25 Desember 2009

Surat kepada Ibu

Oleh:
Jarot Doso Purwanto 

IBU, surat ini kutulis dengan air mata, karena aku tak lagi kuasa membeli sebotol tinta. Harga-harga sudah demikian menggila, tapi aku tak hendak minta jatah kiriman uang kepada Ibu. Biarlah kucoba zuhud: hidup sekadarnya, bahagia sebesarnya. Bukankah tuntunan Rasulullah shallallahu alaihi wa sallam, “Makanlah hanya ketika lapar dan berhentilah makan sebelum kenyang”, Ibu?

Apalagi aku tahu, hidup Ibu sendiri di desa pasti juga tidak mudah. Terlebih hanya Ibu yang harus bekerja mengumpulkan rezeki pemberian Allah subhanahu wa ta’ala. Almarhum Ayah sendiri –maklum cuma pegawai negeri rendahan— tak bisa mewariskan materi cukup berarti. Hanya warisan semangat untuk terus bergiat menuntut ilmu bagi anak-anaknya dan warisan agama –dua warisan yang amat berharga— yang beliau tinggalkan kepada kita.
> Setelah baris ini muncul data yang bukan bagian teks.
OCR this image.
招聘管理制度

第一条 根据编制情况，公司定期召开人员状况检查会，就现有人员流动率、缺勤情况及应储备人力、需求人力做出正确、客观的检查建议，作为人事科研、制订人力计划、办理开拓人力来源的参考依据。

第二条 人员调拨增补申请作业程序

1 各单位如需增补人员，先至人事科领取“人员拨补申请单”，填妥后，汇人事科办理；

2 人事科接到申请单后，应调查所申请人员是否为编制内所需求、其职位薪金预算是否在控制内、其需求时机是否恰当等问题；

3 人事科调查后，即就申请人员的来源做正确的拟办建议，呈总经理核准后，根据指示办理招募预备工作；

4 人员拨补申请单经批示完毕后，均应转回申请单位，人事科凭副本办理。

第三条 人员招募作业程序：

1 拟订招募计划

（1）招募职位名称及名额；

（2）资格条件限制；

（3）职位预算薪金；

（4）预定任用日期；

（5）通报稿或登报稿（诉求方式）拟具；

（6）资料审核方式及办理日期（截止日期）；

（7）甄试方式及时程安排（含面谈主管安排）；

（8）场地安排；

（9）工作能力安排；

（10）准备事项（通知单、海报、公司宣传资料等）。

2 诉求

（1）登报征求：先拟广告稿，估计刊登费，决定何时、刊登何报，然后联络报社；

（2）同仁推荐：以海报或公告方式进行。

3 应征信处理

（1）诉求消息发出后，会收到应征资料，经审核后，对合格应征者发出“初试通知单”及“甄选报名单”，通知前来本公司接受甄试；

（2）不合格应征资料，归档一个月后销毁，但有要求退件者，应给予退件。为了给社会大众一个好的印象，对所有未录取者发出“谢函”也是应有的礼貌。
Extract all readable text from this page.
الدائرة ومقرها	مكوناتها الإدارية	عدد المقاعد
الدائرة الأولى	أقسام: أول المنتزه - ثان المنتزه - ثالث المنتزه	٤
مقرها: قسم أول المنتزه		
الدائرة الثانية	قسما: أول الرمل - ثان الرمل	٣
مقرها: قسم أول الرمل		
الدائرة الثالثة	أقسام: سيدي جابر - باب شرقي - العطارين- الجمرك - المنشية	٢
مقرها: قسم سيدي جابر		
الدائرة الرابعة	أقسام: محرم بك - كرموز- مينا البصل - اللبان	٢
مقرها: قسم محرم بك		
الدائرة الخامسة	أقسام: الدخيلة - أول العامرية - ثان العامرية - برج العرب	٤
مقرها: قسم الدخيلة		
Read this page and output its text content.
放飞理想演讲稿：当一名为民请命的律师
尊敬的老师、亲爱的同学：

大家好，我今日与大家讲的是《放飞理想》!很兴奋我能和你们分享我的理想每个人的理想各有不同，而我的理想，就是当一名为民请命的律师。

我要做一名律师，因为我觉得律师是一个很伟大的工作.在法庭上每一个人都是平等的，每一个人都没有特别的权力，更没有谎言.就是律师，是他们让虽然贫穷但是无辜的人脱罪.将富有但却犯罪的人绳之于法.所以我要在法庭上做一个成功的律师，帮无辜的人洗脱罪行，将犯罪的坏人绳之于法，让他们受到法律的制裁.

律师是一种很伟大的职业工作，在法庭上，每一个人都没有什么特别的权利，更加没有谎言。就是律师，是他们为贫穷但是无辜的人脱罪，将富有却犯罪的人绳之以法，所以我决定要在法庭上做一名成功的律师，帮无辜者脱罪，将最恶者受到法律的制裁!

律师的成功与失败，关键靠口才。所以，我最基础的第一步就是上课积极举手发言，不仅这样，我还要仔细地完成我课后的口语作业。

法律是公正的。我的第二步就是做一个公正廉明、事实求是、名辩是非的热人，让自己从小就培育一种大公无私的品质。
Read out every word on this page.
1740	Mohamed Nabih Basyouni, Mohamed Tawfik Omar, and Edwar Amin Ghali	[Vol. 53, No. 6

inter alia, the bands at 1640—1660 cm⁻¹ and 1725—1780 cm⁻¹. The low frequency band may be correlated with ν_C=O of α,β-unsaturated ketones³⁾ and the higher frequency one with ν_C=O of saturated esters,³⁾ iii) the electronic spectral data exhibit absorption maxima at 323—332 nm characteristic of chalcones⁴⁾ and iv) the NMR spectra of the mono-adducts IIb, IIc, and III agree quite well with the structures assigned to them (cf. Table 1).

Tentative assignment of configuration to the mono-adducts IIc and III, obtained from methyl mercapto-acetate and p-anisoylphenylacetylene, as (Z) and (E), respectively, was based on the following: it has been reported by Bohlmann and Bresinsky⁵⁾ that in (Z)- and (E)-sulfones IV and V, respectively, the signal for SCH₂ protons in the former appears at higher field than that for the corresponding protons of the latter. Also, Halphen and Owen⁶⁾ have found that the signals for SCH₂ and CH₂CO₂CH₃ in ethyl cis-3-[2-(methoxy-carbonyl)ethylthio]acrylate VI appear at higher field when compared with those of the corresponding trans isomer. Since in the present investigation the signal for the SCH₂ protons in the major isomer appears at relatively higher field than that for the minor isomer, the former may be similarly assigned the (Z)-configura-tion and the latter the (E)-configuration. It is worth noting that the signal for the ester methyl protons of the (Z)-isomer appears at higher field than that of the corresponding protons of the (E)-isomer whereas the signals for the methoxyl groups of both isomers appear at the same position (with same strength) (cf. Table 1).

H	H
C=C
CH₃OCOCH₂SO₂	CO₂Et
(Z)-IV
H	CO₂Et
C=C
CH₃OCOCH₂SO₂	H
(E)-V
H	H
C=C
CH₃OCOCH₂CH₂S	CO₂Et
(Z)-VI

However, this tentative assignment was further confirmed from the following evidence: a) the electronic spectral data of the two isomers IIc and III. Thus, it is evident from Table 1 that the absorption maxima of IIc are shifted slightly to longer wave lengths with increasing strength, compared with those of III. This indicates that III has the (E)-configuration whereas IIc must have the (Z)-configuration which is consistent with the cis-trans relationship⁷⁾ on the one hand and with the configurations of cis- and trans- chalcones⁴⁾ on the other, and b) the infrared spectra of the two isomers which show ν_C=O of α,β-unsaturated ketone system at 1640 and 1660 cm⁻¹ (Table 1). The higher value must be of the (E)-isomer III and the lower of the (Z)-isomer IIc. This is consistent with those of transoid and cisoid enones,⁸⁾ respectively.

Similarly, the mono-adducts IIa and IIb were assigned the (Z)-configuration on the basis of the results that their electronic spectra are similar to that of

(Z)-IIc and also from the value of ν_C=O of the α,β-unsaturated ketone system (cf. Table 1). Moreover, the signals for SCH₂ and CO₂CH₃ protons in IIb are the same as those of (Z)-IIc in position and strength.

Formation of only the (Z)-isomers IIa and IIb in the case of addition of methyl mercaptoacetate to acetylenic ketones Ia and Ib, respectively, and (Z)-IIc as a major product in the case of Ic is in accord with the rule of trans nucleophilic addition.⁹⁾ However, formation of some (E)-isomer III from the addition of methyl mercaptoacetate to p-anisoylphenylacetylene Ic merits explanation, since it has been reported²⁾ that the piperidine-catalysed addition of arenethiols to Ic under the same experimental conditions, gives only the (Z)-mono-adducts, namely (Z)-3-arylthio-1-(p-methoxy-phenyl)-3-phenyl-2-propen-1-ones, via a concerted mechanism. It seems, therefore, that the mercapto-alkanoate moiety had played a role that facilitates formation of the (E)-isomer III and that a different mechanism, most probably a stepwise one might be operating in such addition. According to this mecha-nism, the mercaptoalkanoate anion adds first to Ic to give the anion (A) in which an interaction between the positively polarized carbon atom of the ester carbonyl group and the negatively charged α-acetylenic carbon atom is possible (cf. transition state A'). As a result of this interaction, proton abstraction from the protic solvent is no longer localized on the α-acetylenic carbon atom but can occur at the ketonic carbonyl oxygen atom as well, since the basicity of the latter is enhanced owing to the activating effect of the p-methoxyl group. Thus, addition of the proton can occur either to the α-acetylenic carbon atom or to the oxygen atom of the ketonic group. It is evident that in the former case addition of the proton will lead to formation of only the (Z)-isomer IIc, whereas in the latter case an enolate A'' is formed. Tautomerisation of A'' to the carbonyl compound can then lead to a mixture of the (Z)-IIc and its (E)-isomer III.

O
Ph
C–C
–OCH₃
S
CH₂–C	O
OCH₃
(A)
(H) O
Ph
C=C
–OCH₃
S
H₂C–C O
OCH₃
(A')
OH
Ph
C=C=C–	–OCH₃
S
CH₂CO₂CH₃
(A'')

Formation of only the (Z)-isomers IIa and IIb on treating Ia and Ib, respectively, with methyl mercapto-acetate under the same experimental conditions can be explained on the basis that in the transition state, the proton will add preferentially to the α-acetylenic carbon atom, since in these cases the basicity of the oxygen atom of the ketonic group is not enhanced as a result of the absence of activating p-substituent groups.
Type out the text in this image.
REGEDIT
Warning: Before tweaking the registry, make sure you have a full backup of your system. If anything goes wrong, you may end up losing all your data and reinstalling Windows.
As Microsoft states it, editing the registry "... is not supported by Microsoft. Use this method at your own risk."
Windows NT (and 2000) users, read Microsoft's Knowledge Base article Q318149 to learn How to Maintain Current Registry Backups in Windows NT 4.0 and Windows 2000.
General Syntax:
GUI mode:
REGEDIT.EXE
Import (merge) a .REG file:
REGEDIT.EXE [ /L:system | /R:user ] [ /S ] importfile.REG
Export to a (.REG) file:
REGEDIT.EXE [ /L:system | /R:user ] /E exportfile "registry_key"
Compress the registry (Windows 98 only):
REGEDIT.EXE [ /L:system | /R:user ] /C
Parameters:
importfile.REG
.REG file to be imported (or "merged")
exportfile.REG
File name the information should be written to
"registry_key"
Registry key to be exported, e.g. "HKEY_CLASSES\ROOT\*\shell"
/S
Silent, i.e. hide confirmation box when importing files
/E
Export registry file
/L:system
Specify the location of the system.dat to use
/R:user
Tapi Ibu, agama yang menguatkan kita di saat futur (kehilangan gairah hidup), agama yang menjadikan hidup kita lebih bermakna itu, kini hendak digunakan oleh sebagian umatnya untuk membelenggumu pula (istilah mereka: memuliakanmu). Membelenggumu, sebab –atas nama agama itu— sebentar lagi kau tak boleh keluar rumah di malam hari guna mengais rezeki. Engkau tak boleh bepergian selepas pukul sepuluh malam bila tidak didampingi mahram-mu.

Padahal siapa lagi mahram atau keluarga dekatmu yang masih ada, Ibu? Saudara-saudara kandungmu hidup berjauhan di luar batas desa atau malah sudah meninggal lebih dulu. Sedangkan kami, aku dan adikku yang masih sekolah, serta kakak-kakakku, hidup nun jauh di kabupaten bahkan provinsi yang berbeda. Lalu, siapa Ibu, yang hendak mendampingimu pergi berjualan sayuran itu? Kakak-kakak tak mungkin, karena mereka hidupnya juga sulit, pun punya rumah tangga sendiri dan anak-anak yang mesti diurusi.

Sementara andai aku atau adik perempuanku mandeg sekolah demi mengawalmu malam-malam –naik sepeda belasan kilometer memboncengkan seonggok besar sayur— pergi ke pasar, pasti keputusan kami itu justru membuatmu merasa pilu. Membuat Ibu merasa tak punya arti lagi untuk meneruskan perjuangan hidup ini.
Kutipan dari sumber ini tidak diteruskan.